Many of these begin in childhood. Baby Boomers are living shorter lives than their parents because of obesity and other chronic illnesses.”
The AAP maintains a strong pro-vaccination position.
“Vaccinations against child diseases can prevent many deaths and even some types of cancer. They should be mandatory. We have supported legislative efforts in various states setting down the only valid exception to vaccination being a medical reason for refusal,” said Stein.
“The community is at risk as number of unvaccinated children goes up. Immune-deficient children who cannot get a shot for medical reasons are put at risk.”
In the US, only California and Mississippi have passed laws that require vaccinations. The others leave the decision to parents.
Fortunately, he continued, although the Internet is full of vaccine opponents, the rate of immunization in the US is not declining. People understand that the scientific evidence for the shots being beneficial is there and proven.”
The academy also has a firm stand in favor of fluoridation of drinking water, which in Israel was halted by objections from then-health minister Yael German three years and has not yet been restored by her successor Ya’acov Litzman due to litigation and bureaucracy.
“An Israeli dentist told me that she is seeing a large number cavities in children’s teeth that she didn’t see during fluoridation. Would opponents want to stop chlorination too? It would cause widespread dysentery.”

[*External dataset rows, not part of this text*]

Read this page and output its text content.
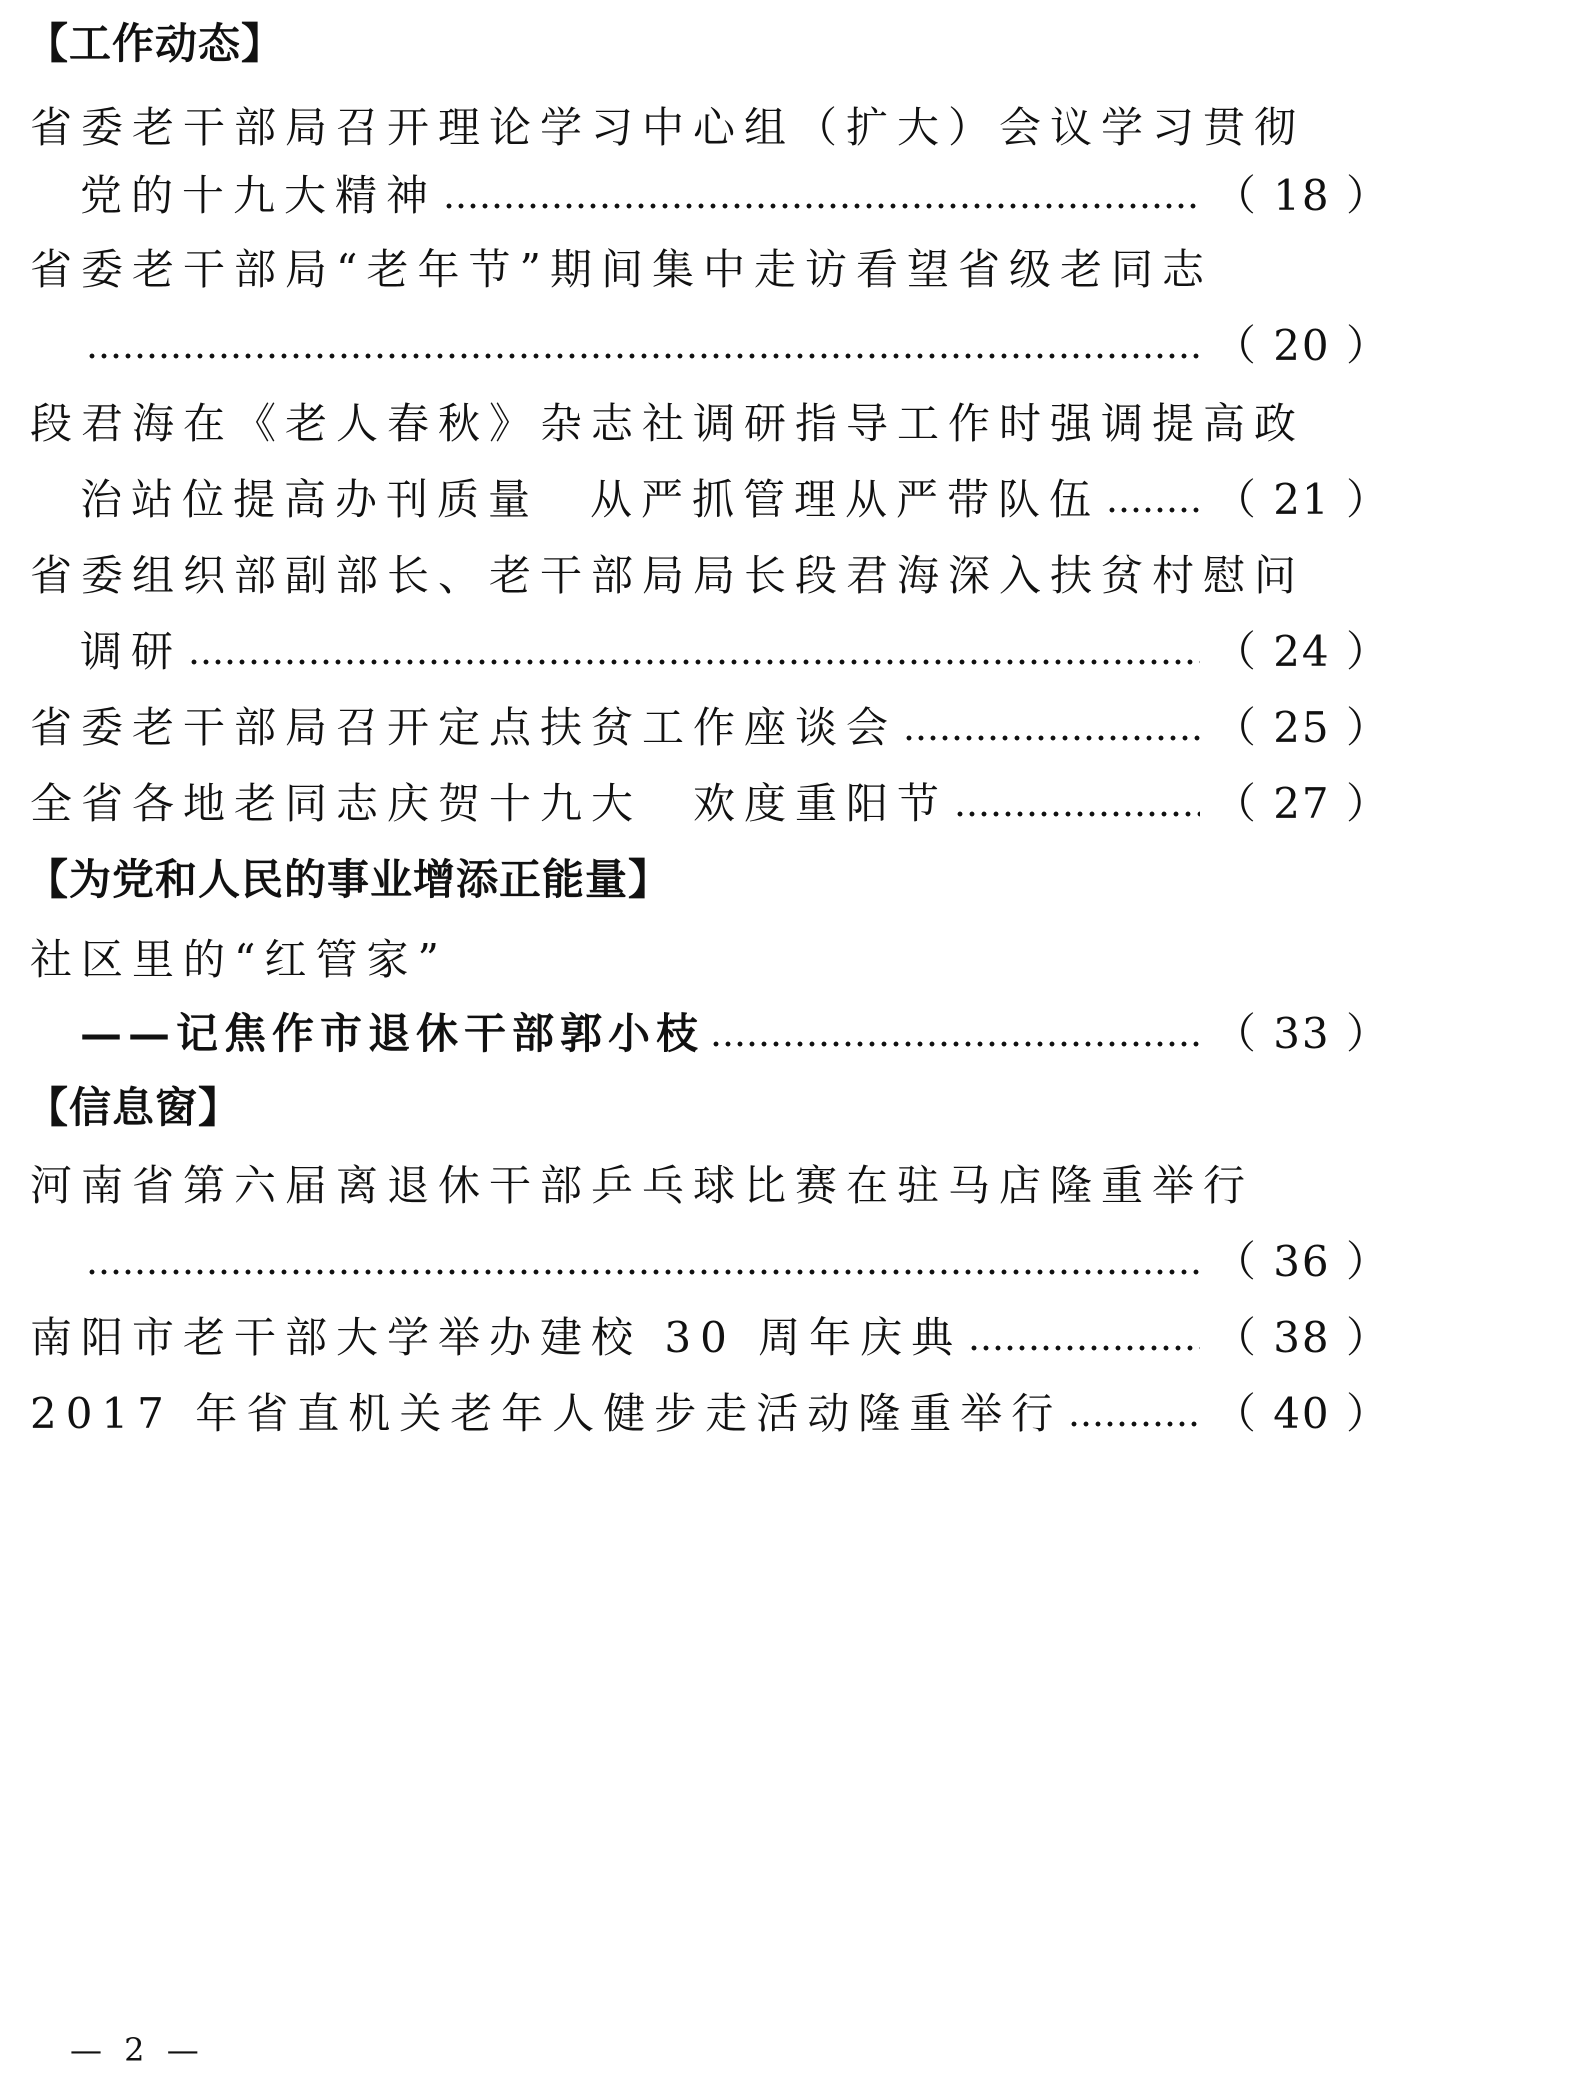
【工作动态】
省委老干部局召开理论学习中心组（扩大）会议学习贯彻
党的十九大精神	（ 18 ）
省委老干部局“老年节”期间集中走访看望省级老同志
（ 20 ）
段君海在《老人春秋》杂志社调研指导工作时强调提高政
治站位提高办刊质量　从严抓管理从严带队伍	（ 21 ）
省委组织部副部长、老干部局局长段君海深入扶贫村慰问
调研	（ 24 ）
省委老干部局召开定点扶贫工作座谈会	（ 25 ）
全省各地老同志庆贺十九大　欢度重阳节	（ 27 ）
【为党和人民的事业增添正能量】
社区里的“红管家”
——记焦作市退休干部郭小枝	（ 33 ）
【信息窗】
河南省第六届离退休干部乒乓球比赛在驻马店隆重举行
（ 36 ）
南阳市老干部大学举办建校 30 周年庆典	（ 38 ）
2017 年省直机关老年人健步走活动隆重举行	（ 40 ）
— 2 —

THE AAP took an official position on newborn male circumcision some five years ago. After a comprehensive review of the scientific evidence, it found that the health benefits of the practice outweigh the risks, but the benefits are not great enough to recommend universal newborn circumcision. Yet the final decision should still be left to parents to make in the context of their religious, ethical and cultural beliefs, the academy said.
The organization also strongly advocates breastfeeding and providing facilities at work and other public places to make it easier for new mothers. The corporate environment is not friendly to nursing women on the job.
The US lags behind many industrialized nations in providing facilities for breastfeeding and pumping,” he said.
Shockingly, although some workplaces in US provide maternity leave for women, “it is not a legal right, and many new mothers have to return quickly to their jobs. Again, corporate America is against it.”
Stein urged that more be done in Israel to protect children from highly toxic tobacco smoke, in their homes, cars and public areas.
Young Americans are very endangered by the opioid epidemic – legal and illegal drugs supplied on the Internet and by physicians who unnecessarily give prescriptions to patients who say they suffer from pain. Tens of thousands of people who overdose on the drugs have suddenly died, even dropping in the street.
Stein also worries about the US crisis of 150,000 unaccompanied children, many of whom came illegally.
“We say that children do not immigrate alone. They flee from areas of violence, famine and abject poverty.
There is gang activity and violence, famine and abject poverty in El Salvador, Honduras and Guatemala, concluded the native South American.
“Some parents send their children away to save their lives. Jews understand this from the Kindertransport in the Nazi era. We have to protect the children.”